Research Directions in Process Modeling and Mining Using Knowledge Graphs and Machine Learning

Abstract

Services Computing has seen a dramatic rise in the last twenty years. The foundation for services provided by enterprises is business processes, so progress in the development of effective and efficient processes is of utmost importance. The design or modeling of business processes is a challenging task. Over the years many research and development efforts have paid dividends, including languages and notations like the Business Process Executing Language and the Business Process Modeling Notation, along with supporting methodologies and tools. Research in Semantic Web Services and Processes showed promise for the automation of services discovery and composition (orchestration/choreography). The current large-scale deployment of enterprise knowledge graphs by many organizations coupled with huge advancements in machine learning (particularly deep learning) provides new opportunities for advancing this automation forward.

Appendix: COVID-19 as a Disease Process

A process model may be created for the COVID-19 disease as follows starting with a graph that represents the main states and state transitions.

Fig. 3.

State transition diagram for a \(\textrm{SEIHURD}\) model

The states are Susceptible (S), Exposed (E), Infected (I), Hospitalized (H), Intensive Care Unit (U), Recovered (R), and Died (D). From patient data timestamps may be attached to each state. From these, durations may be attached to edges, e.g., positive test \(\implies \) infected, and after say 6 d the patient is hospitalized, after 4 d, the patient is placed in the unit, etc. Similar time annotations may be used for aggregated data (at national and state levels) such as that provided by the Centers for Disease Control and Prevention (CDC), Johns Hopkins University (JHU), or Our World in Data (OWID).

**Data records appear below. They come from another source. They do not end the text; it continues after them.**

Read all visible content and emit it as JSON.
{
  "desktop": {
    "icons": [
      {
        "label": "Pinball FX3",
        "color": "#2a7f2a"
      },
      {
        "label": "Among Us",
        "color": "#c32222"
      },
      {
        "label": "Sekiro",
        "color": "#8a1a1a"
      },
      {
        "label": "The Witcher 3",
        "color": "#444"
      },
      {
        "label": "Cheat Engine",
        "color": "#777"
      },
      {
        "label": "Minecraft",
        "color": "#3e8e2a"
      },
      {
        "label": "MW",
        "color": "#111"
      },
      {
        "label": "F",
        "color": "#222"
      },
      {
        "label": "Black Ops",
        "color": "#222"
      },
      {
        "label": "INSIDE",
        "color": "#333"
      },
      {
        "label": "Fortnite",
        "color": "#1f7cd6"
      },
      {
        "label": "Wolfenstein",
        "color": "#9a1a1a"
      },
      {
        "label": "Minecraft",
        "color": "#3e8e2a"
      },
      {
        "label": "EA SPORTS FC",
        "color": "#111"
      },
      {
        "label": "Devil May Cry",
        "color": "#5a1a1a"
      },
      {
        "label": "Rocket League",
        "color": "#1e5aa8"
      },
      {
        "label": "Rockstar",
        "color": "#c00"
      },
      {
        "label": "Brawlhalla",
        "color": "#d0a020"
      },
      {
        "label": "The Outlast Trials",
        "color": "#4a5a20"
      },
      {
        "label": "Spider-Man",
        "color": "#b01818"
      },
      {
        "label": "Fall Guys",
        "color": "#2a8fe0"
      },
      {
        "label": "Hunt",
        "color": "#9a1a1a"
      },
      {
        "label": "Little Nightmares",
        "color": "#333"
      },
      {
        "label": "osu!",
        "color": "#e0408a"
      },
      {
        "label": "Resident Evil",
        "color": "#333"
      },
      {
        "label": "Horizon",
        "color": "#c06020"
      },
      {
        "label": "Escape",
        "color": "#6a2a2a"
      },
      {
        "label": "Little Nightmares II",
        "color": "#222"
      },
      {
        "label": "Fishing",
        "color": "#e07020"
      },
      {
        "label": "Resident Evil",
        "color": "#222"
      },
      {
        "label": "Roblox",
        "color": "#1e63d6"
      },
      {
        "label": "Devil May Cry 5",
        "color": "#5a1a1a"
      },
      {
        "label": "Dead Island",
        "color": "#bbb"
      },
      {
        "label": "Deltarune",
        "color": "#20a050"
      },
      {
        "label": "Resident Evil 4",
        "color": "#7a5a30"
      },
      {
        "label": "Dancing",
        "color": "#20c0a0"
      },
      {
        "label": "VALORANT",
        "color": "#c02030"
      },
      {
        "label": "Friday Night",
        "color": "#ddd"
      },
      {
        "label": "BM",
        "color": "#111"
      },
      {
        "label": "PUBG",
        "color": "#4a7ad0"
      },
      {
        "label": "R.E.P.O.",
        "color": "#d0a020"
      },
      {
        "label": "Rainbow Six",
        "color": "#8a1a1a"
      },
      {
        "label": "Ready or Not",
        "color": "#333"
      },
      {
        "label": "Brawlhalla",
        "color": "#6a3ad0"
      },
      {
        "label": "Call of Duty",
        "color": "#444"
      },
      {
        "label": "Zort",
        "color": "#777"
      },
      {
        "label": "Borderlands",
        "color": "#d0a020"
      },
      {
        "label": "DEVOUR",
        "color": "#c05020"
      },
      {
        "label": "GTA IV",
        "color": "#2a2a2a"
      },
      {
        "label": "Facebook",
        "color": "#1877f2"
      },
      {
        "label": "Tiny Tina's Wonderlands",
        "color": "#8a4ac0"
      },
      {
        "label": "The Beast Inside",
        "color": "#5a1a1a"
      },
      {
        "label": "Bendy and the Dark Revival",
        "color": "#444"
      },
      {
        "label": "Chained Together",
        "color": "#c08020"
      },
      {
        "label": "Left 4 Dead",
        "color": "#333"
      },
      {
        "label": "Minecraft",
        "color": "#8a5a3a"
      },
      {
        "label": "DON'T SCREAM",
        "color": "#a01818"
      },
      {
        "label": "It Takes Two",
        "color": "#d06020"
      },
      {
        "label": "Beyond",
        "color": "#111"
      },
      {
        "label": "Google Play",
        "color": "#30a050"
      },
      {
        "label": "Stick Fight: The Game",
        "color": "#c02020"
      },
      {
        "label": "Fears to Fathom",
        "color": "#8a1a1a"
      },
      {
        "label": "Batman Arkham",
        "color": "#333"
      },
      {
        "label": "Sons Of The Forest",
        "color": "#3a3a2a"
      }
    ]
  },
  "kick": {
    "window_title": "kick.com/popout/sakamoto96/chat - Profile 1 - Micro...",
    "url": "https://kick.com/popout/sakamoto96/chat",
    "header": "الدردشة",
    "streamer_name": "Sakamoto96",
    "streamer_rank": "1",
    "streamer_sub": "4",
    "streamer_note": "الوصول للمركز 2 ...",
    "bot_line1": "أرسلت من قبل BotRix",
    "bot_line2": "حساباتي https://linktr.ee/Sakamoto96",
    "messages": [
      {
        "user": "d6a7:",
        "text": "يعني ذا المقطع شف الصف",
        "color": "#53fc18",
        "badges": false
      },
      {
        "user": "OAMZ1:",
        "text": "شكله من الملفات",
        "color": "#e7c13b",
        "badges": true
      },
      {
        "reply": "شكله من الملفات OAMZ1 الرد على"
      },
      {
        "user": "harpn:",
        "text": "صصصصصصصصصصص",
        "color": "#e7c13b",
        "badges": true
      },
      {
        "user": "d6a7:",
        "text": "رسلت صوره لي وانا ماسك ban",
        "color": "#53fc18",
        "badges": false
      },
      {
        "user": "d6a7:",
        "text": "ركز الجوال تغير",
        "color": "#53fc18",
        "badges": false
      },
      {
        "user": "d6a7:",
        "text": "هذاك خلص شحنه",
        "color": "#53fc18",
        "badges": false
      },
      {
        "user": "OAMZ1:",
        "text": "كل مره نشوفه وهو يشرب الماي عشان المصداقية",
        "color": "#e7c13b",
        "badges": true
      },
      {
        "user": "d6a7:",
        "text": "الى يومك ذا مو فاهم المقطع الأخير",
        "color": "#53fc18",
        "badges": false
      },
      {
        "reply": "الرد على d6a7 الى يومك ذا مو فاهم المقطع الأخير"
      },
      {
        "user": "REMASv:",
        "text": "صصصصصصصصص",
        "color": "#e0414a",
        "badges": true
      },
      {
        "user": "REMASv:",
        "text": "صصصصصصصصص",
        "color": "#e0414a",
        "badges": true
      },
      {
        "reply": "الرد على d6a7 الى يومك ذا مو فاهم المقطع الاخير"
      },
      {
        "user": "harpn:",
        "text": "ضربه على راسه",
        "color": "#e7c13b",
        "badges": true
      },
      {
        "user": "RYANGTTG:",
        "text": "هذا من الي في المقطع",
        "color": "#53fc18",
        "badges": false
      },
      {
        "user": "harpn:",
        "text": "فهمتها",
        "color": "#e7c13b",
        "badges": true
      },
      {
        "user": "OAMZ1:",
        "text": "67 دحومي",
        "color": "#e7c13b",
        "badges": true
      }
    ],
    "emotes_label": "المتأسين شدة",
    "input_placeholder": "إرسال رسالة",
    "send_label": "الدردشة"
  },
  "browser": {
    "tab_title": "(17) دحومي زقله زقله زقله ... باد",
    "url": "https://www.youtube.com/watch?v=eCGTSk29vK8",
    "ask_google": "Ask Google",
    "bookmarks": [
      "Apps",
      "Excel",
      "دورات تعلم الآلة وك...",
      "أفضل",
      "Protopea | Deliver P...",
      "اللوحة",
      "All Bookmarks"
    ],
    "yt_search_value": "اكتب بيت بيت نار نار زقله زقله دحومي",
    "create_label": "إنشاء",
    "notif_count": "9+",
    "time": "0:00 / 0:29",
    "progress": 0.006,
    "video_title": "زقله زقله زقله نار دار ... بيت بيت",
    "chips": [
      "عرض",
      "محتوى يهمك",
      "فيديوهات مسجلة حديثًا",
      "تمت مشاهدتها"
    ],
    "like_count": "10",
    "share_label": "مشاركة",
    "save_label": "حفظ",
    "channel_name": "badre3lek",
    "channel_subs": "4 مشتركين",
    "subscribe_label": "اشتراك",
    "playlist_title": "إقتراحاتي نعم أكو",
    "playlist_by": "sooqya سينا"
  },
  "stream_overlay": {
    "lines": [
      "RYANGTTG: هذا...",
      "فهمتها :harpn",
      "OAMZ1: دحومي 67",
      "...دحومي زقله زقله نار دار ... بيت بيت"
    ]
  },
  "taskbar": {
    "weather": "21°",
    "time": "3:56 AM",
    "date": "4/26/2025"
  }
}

Analytics may be performed by maintaining population counts for each of the vertices and transition rates (alternatively expected transition times) between vertices/states. A variety of modeling techniques may be applied, including Continuous-Time Markov Chains, Compartmental models (a system of ordinary differential equations), Vector Auto-Regressive (VAR) models, Staged Seasonal, Auto-Regressive, Integrated, Moving Average, Exogenous (SARIMAX) models, and several types of Deep Learning models.

A type of deep learning model that is showing potential for capturing much of the dynamics of the disease process is Graph Neural Network (GNN) model. A GNN can be built from Multivariate Time-Series (MTS) where each of the \(n = 7\) variables forms a column in matrix Y. Given that these variables (and others) for COVID-19 have been recorded daily since January 2020, there are now about \(m = 1000\) rows of data, so \(Y \in \mathbb {R}^{m \times n}\). Each element in matrix Y, \(y_{tj}\) where t is time/day and j designates which variable, e.g., \(j = 2 \implies \textrm{I}\), forms a vertex in the GNN. Contemporaneous (at the same time) edges may be added based on the state-transition graph, they should be labeled as contemporaneous as these data/counts may not be available for forecasting. Structural learning should be performed to determine adjacency. Edges in the GNN can be added and removed by learning from data, for example, by associative or causal analysis between vertices using cross-correlation, Granger causality, or cross-mutual information. The most correlated or causal edges should be added (e.g., \(\textrm{H} \rightarrow \textrm{D}\) preliminary analysis shows strong lagged effects at 8 and 14 d). A generic GNN for MTS forecasting is given in [11]; see Fig. 1 for a depiction of what such a GNN would look like. Research into the modeling and analysis of such processes can cross fertilize research into business processes.